CMC
Magazine

January 1997 http://www.december.com/cmc/mag/1997/jan/triint.html


Root Page of Article: Intercultural Computer-Mediated Communication, by Néstor G. Trillo

Culture and Interfaces

A human-computer interface should represent digital information in a manner easily understood by a user. In a graphical interface, for example, the desktop metaphor and the use of icons represent tangible, real-world objects. By association, the user has an intuitive sense of the implied functions of an icon. For example, an icon of a trashcan is often used to denote a method for deleting files on computer systems, while a mailbox is often associated with e-mail.

Cultures, however, differ in the associations attributed to the same real-world object, thus promoting divergent assumptions about how to interact with the graphical interface metaphor. A graphical metaphor, like language, is not always understood on an intuitive level.
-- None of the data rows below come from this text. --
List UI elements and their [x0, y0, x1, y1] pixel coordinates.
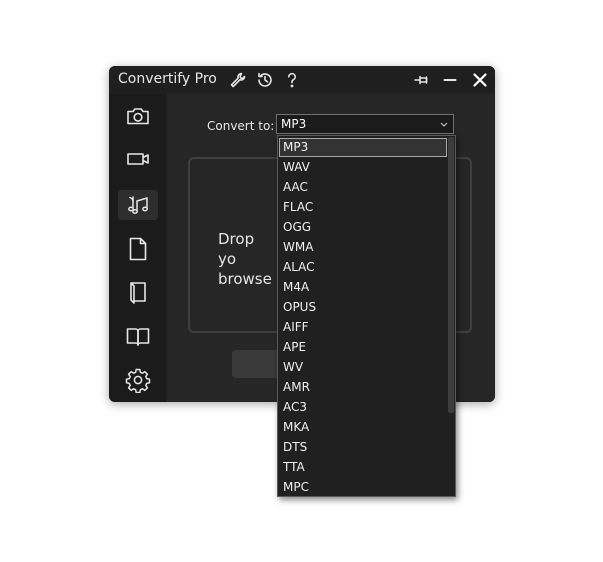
format-select-value: MP3 [281, 117, 307, 131]
dropdown-option-m4a[interactable]: M4A [279, 278, 447, 297]
drop-zone-text: Drop yo browse [218, 230, 272, 288]
ebook-icon [130, 282, 146, 304]
dropdown-option-dts[interactable]: DTS [279, 438, 447, 457]
sidebar-item-settings[interactable] [118, 365, 158, 395]
dropdown-scrollbar[interactable] [448, 137, 454, 413]
convert-to-label: Convert to: [207, 119, 275, 133]
format-select[interactable]: MP3 [276, 114, 454, 134]
help-icon[interactable] [282, 70, 302, 90]
pin-icon[interactable] [412, 70, 432, 90]
dropdown-option-mp3[interactable]: MP3 [279, 138, 447, 157]
dropdown-option-alac[interactable]: ALAC [279, 258, 447, 277]
dropdown-option-mka[interactable]: MKA [279, 418, 447, 437]
chevron-down-icon [440, 122, 448, 127]
document-icon [129, 237, 147, 261]
sidebar-item-ebook[interactable] [118, 278, 158, 308]
dropdown-option-wav[interactable]: WAV [279, 158, 447, 177]
dropdown-option-tta[interactable]: TTA [279, 458, 447, 477]
dropdown-option-mpc[interactable]: MPC [279, 478, 447, 496]
gear-icon [125, 368, 151, 393]
history-icon[interactable] [255, 70, 275, 90]
dropdown-option-opus[interactable]: OPUS [279, 298, 447, 317]
sidebar-item-video[interactable] [118, 144, 158, 174]
sidebar [109, 94, 167, 402]
camera-icon [127, 108, 149, 125]
minimize-icon[interactable] [440, 70, 460, 90]
dropdown-option-wv[interactable]: WV [279, 358, 447, 377]
sidebar-item-document[interactable] [118, 234, 158, 264]
dropdown-option-aac[interactable]: AAC [279, 178, 447, 197]
title-bar[interactable]: Convertify Pro [109, 66, 495, 94]
dropdown-option-ac3[interactable]: AC3 [279, 398, 447, 417]
wrench-icon[interactable] [228, 70, 248, 90]
book-open-icon [126, 328, 150, 346]
app-title: Convertify Pro [118, 71, 217, 87]
dropdown-option-flac[interactable]: FLAC [279, 198, 447, 217]
dropdown-option-wma[interactable]: WMA [279, 238, 447, 257]
music-notes-icon [128, 196, 148, 214]
format-dropdown-list[interactable]: MP3 WAV AAC FLAC OGG WMA ALAC M4A OPUS A… [277, 135, 456, 497]
sidebar-item-audio[interactable] [118, 190, 158, 220]
dropdown-option-ogg[interactable]: OGG [279, 218, 447, 237]
close-icon[interactable] [470, 70, 490, 90]
dropdown-option-amr[interactable]: AMR [279, 378, 447, 397]
sidebar-item-image[interactable] [118, 101, 158, 131]
dropdown-option-aiff[interactable]: AIFF [279, 318, 447, 337]
sidebar-item-book[interactable] [118, 322, 158, 352]
dropdown-option-ape[interactable]: APE [279, 338, 447, 357]
video-camera-icon [127, 153, 149, 165]
convert-button[interactable] [232, 350, 282, 378]
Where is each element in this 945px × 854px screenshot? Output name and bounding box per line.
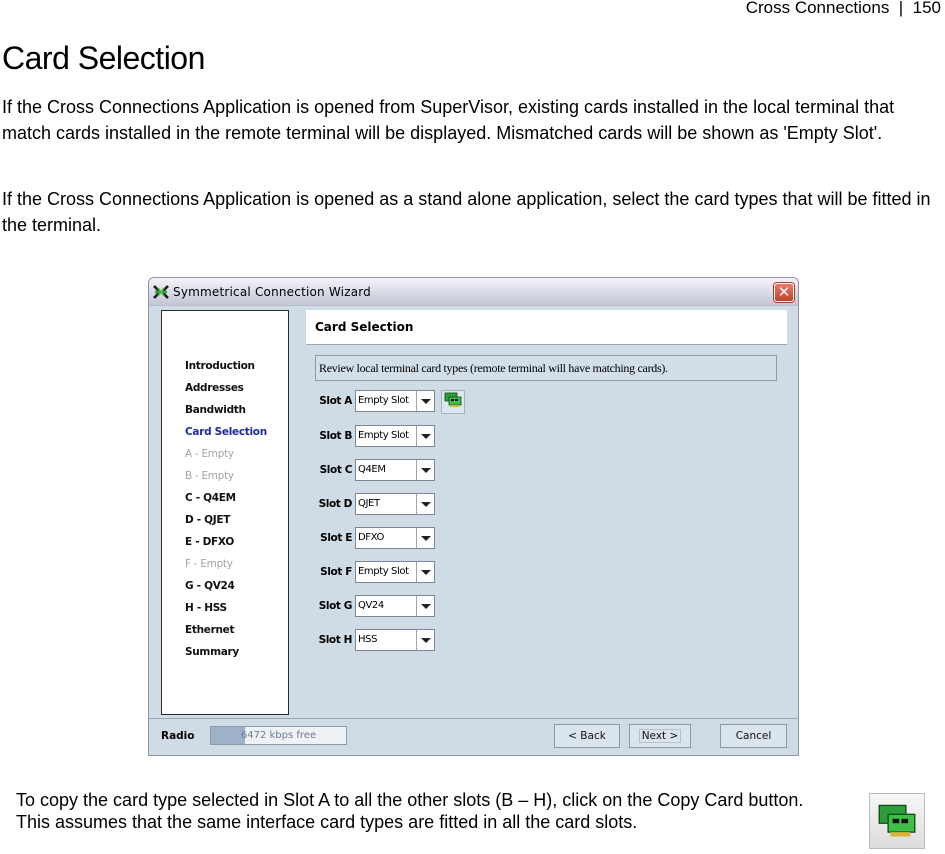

An object, even one created for a specific purpose (like a trashcan or a mailbox), does not have meaning in and of itself, but only that which the user attributes to it. "Metaphorical structures in multimedia are cultural indexes. Critical skills are required to understand metaphorical packaging"(Davis, 1993). In other words, both the content and the form of the information are culturally influenced. This would imply that in order to correctly interpret metaphorical structures, knowledge of the appropriate cultural index is required of the user.

Cross-Cultural Interfaces are not "universal" products that attempt to be all things in all cultures. A Cross-Cultural Interface is one that is developed in light of, and supported by the cultural, cognitive, social and attitudinal characteristics of the enduser, and whose development is guided by the appropriate culture in order to suitably address the constraints and advantages of a given ecology. Although much software can be localized, this does not fully address the user's cognitive, social and attitudinal characteristics. If we are to address a user's culture in an international forum, it will require more than mere localization after the fact, just as the college programmer's prototype required more than a patch.